CaSE all-party debate at the Royal Society #1

The call of pie prevented me from watching the whole of tonight’s all-party debating panel (David Willetts, Julian Huppert, Liam Byrne) at the Royal Society organized by CaSE, so for the moment these are inadequate and heavily pie-fed gleanings, both political and scientifical, which may be followed by a Proper Post at some point, like with correct grammar and paragraphs and all:

1. The panel like each other, more or less. Huppert thinks Willetts is one of the good guys on, e.g., immigration. Byrne was the most overtly political, at least at first. Natural, I suppose, because the other two have cause to know each other in a working relationship sense. Willetts seemed genuinely quite thrilled that Byrne had actually read DBIS’s Innovation and Research Strategy for Growth Report 2011.

2. The panel generally are strong on their brief, and strong in their advocacy of it. It’s too early to tell how Byrne will really perform in his newly acquired shadow brief and perhaps he had the benefit of being somewhat carried by the other two, but he held his own, and if you are utterly depressed at the state of government and the intellectual paucity of the people in it you could do worse than look to these three.

3. I did a little oven-side dance when Julian Huppert flew the flag for older people retraining in the sciences (the context being the skills shortage generally and a pertinent question from the audience about how to address this problem now, rather than through the medium of improved primary school science teaching which has a 20 year lead time). Not because I have the slightest intention of retraining in the sciences, mind you, but I am broadly retrained, if only from one social science to another, and much as it has benefited me personally I do think the culture is against it. Basically, if I had my way I would carry on learning things forever, and I think it’s a crying shame people are supposed to get more confident and complete as they get older, rather than more wide-eyed. I think a bit more wide-eyed would be good.

4. There was a moment of tremendous excitement, which had the Huppmeister jumping up and down in his chair, when it looked as if we might have cross-party consensus on ring-fenced science funding (in real terms?) 15 years into the future. Certainly Willetts was holding out some sweeteners about funding in the few years following 2015, and Byrne responded warmly. Not sure Willetts was quite as successful in humanising “George” [Osborne] to the audience though.
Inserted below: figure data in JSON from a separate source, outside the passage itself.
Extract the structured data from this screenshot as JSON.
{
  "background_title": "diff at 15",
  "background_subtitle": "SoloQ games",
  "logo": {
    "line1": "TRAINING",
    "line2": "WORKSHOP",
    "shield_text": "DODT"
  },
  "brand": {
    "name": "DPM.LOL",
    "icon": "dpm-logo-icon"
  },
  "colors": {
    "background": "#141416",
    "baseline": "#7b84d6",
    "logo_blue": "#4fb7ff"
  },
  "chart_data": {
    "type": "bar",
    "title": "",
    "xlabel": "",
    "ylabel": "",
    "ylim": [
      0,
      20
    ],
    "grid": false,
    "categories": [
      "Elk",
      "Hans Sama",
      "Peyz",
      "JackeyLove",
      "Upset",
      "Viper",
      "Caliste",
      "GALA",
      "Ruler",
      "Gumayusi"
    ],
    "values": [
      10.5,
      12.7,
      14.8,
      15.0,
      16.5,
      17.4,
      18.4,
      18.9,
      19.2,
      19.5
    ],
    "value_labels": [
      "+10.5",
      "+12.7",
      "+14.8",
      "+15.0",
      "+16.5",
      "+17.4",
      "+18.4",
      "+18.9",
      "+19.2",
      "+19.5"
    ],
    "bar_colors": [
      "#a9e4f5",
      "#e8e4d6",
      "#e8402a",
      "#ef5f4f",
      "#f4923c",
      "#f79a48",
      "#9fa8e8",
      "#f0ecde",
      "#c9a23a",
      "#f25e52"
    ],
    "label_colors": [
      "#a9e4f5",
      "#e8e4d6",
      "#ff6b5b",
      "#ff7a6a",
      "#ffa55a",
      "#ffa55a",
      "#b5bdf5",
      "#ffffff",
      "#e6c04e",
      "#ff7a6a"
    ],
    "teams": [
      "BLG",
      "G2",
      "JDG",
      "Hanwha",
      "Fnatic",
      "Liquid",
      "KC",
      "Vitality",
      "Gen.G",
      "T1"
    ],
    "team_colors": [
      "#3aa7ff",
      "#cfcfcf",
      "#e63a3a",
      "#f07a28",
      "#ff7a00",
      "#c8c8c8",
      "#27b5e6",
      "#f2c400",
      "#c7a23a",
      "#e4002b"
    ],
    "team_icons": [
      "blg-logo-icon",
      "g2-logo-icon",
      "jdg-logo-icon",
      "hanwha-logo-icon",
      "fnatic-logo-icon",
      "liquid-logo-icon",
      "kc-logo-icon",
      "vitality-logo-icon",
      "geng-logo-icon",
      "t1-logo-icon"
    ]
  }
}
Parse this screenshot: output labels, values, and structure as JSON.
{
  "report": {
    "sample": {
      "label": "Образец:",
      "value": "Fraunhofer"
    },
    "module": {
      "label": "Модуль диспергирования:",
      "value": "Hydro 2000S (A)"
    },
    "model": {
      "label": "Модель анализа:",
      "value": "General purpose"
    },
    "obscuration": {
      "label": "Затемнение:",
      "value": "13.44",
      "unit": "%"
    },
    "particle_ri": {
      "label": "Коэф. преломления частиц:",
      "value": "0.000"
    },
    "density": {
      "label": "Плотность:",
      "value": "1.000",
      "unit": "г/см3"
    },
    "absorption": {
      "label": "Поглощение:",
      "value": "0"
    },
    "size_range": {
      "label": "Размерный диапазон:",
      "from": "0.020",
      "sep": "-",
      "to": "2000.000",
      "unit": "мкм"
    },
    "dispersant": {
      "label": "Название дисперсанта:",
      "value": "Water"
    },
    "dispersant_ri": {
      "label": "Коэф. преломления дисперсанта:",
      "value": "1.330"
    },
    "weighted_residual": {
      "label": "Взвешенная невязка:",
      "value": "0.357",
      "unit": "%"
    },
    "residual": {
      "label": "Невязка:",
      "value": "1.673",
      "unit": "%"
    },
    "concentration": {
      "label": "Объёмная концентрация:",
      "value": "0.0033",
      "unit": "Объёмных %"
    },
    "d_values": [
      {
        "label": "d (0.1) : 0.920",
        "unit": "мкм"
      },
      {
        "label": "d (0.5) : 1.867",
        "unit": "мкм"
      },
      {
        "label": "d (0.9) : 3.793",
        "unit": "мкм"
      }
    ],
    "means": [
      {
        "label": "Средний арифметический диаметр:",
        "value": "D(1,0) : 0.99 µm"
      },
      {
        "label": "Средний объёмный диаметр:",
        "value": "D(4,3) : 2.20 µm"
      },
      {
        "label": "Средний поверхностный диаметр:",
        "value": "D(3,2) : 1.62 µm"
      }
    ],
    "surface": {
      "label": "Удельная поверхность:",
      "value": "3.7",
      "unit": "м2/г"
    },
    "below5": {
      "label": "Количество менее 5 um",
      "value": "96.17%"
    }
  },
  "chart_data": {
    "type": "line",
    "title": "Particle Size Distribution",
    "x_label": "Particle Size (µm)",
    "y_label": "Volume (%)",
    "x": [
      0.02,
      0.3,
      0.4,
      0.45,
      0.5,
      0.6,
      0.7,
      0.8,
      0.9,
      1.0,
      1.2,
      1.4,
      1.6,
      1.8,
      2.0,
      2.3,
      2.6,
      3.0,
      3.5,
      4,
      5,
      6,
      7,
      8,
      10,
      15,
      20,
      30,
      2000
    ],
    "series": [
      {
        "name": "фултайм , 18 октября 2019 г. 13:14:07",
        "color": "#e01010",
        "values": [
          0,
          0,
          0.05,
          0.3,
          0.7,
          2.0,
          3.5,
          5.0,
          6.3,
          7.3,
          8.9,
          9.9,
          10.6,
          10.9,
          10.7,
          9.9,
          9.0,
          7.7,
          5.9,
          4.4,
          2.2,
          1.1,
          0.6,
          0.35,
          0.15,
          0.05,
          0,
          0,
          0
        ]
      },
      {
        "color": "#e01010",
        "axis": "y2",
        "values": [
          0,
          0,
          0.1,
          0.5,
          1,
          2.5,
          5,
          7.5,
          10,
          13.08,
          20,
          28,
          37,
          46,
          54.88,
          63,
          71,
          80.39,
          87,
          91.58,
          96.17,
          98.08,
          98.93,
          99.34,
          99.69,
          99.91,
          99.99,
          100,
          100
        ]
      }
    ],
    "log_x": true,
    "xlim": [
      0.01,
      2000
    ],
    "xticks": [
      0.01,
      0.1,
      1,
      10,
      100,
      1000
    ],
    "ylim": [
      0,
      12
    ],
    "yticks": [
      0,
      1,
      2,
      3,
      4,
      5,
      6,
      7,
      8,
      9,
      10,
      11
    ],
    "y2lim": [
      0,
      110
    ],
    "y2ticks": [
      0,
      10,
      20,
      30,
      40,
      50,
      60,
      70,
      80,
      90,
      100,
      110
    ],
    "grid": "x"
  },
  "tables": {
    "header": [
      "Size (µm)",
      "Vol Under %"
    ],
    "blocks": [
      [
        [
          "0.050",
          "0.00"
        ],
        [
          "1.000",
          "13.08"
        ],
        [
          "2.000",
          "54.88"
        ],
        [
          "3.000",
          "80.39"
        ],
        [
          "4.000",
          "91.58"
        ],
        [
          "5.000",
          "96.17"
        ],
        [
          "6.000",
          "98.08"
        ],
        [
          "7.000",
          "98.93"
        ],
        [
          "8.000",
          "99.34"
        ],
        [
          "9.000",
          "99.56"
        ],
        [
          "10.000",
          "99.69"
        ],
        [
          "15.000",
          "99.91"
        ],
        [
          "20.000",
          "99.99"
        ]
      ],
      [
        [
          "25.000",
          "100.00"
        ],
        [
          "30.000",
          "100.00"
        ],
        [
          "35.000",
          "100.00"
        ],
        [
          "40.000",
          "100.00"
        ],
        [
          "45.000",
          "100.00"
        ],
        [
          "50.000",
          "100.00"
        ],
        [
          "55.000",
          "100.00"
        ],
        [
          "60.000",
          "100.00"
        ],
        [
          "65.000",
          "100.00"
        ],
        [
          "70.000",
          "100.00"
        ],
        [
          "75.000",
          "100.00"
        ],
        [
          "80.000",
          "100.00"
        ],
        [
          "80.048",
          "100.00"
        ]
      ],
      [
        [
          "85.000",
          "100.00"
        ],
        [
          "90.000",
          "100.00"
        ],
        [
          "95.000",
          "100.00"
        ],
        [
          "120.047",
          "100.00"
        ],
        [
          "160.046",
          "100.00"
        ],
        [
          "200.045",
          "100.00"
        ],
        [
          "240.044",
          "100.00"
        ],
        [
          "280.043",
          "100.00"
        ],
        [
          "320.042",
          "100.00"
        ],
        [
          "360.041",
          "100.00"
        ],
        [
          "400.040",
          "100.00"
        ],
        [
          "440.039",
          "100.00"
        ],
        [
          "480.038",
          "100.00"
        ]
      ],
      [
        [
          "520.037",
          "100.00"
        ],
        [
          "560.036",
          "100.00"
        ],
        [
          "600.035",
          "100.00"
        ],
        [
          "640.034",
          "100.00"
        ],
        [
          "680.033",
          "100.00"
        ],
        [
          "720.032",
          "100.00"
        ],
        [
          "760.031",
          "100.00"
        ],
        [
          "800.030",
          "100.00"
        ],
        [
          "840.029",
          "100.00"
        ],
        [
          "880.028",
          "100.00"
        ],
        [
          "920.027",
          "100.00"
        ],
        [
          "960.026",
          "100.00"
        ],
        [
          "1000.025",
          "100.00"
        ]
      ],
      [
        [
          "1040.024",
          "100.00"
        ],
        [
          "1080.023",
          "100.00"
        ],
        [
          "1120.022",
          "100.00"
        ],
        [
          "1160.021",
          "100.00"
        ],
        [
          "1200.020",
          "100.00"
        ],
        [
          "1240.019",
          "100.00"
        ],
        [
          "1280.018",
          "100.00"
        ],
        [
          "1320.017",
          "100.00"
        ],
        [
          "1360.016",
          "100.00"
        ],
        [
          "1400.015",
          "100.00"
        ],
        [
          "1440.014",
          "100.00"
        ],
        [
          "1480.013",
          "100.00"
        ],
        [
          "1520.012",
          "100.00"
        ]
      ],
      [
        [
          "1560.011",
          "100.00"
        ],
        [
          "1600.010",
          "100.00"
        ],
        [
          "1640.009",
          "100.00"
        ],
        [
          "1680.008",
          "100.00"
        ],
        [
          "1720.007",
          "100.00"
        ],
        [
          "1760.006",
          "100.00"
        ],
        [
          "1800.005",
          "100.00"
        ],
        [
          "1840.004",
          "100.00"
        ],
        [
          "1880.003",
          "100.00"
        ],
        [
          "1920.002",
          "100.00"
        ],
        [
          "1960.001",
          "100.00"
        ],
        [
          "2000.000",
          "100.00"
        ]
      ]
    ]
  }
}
5. I need to blog about R&D tax credits and possibly change my header. You lucky people. They are, as Julian Huppert said, very generous indeed. I know them of old from working in the tax accountancy sector, and I never did get to do a tax calculation for an R&D tax credit, the number of groundbreaking research companies at large in North London being, at any one time, fairly small.

6. Several further points emerged in the questions which are points of relevance for all of academia, not just the sciences. The first of these was the importance of blue sky thinking. Is the current/emergent funding system conducive to it? I’ve read plenty of sound arguments that it isn’t. The incentives of the REF, certainly as they are known in the humanities, basically favour small annexations of new ground directly adjacent to old ground, and exploratory work that may not result in publication is riskier. The same is true apparently in the sciences. The panel could not offer any firm assurances that I could detect that this would be addressed, although all made the right noises. Huppert did concede that there was some risk inherent in successfully selling the short-term gains of science to the Treasury, in that it downplays the significance of long-term, tentative, exploratory research.
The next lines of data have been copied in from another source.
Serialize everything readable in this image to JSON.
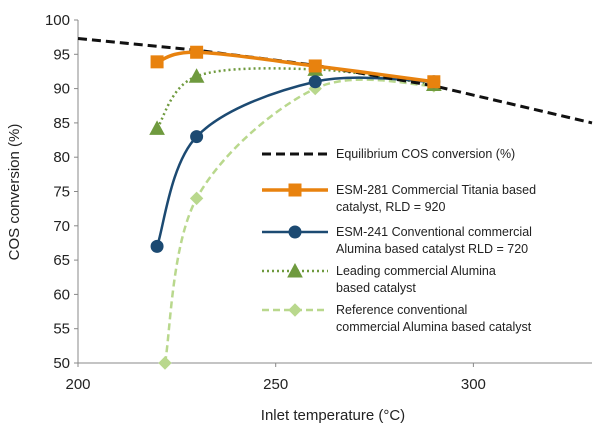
{
  "chart_data": {
    "type": "line",
    "title": "",
    "xlabel": "Inlet temperature (°C)",
    "ylabel": "COS conversion (%)",
    "xlim": [
      200,
      330
    ],
    "ylim": [
      50,
      100
    ],
    "x_ticks": [
      200,
      250,
      300
    ],
    "y_ticks": [
      50,
      55,
      60,
      65,
      70,
      75,
      80,
      85,
      90,
      95,
      100
    ],
    "grid": false,
    "legend_position": "right",
    "series": [
      {
        "name": "Equilibrium COS conversion (%)",
        "legend_lines": [
          "Equilibrium COS conversion (%)"
        ],
        "style": "dashed-thick",
        "color": "#111111",
        "marker": "none",
        "x": [
          200,
          230,
          260,
          290,
          330
        ],
        "y": [
          97.3,
          95.6,
          93.4,
          90.4,
          85.0
        ]
      },
      {
        "name": "ESM-281 Commercial Titania based catalyst, RLD = 920",
        "legend_lines": [
          "ESM-281 Commercial Titania based",
          "catalyst, RLD = 920"
        ],
        "style": "solid-thick",
        "color": "#e8820e",
        "marker": "square",
        "x": [
          220,
          230,
          260,
          290
        ],
        "y": [
          93.9,
          95.3,
          93.3,
          91.0
        ]
      },
      {
        "name": "ESM-241 Conventional commercial Alumina based catalyst RLD = 720",
        "legend_lines": [
          "ESM-241 Conventional commercial",
          "Alumina based catalyst RLD = 720"
        ],
        "style": "solid",
        "color": "#1c4a72",
        "marker": "circle",
        "x": [
          220,
          230,
          260,
          290
        ],
        "y": [
          67.0,
          83.0,
          91.0,
          91.0
        ]
      },
      {
        "name": "Leading commercial Alumina based catalyst",
        "legend_lines": [
          "Leading commercial Alumina",
          "based catalyst"
        ],
        "style": "dotted",
        "color": "#6f9a3e",
        "marker": "triangle",
        "x": [
          220,
          230,
          260,
          290
        ],
        "y": [
          84.2,
          91.8,
          92.8,
          90.6
        ]
      },
      {
        "name": "Reference conventional commercial Alumina based catalyst",
        "legend_lines": [
          "Reference conventional",
          "commercial Alumina based catalyst"
        ],
        "style": "dashed",
        "color": "#b9d88d",
        "marker": "diamond",
        "x": [
          222,
          230,
          260,
          290
        ],
        "y": [
          50.0,
          74.0,
          90.0,
          90.4
        ]
      }
    ]
  }
}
7. There was a brief segue into funding from the student end. Huppert feels the culture changed before his eyes as a student and then a Director of Studies when fees came in. I personally saw nothing of this, having been an undergradate from 1997 (the last year fees were not paid) and a postgrad from 2002, but I’ll take his word for it.

8. Another question with broader relevance to academia as a whole was the diversity problem. Some quite shocking stats came out here, including (if I heard correctly) the fact that 50% of state schools currently don’t have a single girl studying physics. Willetts had some even more telling stats about the proportion of girls getting high marks in science GSCEs who went on to study sciences at A-level, as against the (much higher) proportion of boys, which sadly I didn’t catch in detail and I will update when I find them. You can’t held wondering if Two-Brains won’t eventually be led further down the feminist path than his earlier history would have predicted, the more he considers stats like these and wonders why they are as they are.

And that was when the chicken and leek pie was ready. I will watch the second half of the debate though, because one thing came over to me loud and clear as I was watching and chatting to other watchers: this whole debate is far more advanced (and has, frankly, better people involved) in the sciences than it is in the humanities.